As a Mum of 3 children with the two youngest ones still in their teens and the eldest in her 30s I have a lot of hands on experience with teens. I realize this is a bit of a different post to my usual but I was asked to help a few with teens on my path and so thought to share some advice as an intuitive counsellor.
Teens can be frustrating from a parents perspective but if you have an understanding that they are only seeking to find their own independent and authentic self, pulling away from identifying with their parent's signature energetic field. Then you can support their opposite adventures that may take them away from all of what you identify as the right way of doing things and yet still be their to guide them with boundaries or self-respect and safety for them and others.
Its natural for a teen to push the boundaries of their own limitations, but you keeping a strong hold on what is acceptable for you while ignoring the little irks they use to try to see how far they can push you, gifts them a sense of your emotional maturity as their parent.
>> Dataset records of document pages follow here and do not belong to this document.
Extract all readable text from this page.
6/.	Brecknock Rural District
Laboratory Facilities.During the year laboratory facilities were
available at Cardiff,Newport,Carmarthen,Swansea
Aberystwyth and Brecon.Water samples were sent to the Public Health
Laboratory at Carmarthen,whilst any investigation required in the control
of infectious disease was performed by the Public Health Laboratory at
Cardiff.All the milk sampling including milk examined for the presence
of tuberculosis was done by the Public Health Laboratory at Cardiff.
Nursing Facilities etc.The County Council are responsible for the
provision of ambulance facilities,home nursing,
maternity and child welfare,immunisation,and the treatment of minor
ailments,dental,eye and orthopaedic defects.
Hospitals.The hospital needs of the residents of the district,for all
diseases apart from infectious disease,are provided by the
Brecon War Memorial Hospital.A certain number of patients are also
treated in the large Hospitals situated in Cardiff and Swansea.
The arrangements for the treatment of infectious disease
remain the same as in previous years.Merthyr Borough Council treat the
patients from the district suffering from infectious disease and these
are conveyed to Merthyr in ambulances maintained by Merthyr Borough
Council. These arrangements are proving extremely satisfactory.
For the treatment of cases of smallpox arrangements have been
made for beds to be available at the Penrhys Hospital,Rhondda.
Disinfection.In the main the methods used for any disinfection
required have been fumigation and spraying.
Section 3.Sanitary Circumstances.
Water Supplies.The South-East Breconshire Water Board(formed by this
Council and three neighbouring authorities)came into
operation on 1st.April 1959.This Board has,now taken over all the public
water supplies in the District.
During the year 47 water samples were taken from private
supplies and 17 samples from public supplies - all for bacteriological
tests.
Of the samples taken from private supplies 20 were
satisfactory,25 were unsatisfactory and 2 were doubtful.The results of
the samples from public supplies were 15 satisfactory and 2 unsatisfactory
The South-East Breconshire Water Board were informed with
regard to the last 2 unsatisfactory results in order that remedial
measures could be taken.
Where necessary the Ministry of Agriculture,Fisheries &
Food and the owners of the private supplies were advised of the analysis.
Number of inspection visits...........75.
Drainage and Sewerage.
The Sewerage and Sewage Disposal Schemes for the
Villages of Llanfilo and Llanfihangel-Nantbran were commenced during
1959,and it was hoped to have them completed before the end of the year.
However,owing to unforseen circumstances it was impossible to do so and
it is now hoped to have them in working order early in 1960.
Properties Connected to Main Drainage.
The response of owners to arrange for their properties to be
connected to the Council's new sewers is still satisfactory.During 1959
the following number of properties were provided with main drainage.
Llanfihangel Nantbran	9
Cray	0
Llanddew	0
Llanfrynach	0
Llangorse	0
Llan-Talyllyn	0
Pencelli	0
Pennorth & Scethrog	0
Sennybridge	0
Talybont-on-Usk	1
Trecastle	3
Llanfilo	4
The best thing a parent can do is to embrace their own individual happiness without leaning on them for acceptance, this teaches them that they are free to explore their own individual needs as well and it gives the teen a chance to break free from the energetic nest while knowing they are ok to try different things within reason.
Rule of thumb for a parent, if it's not intentionally or mistakenly hurting them or another then let them try. Support can simply mean, you allow without getting in the way, a strong parent doesn't identify with what their child does as their energy field and so you can allow growth and individuality.
Also acknowledging when you got it wrong, teaches them that you are mature enough to accept your flaws and that they can to.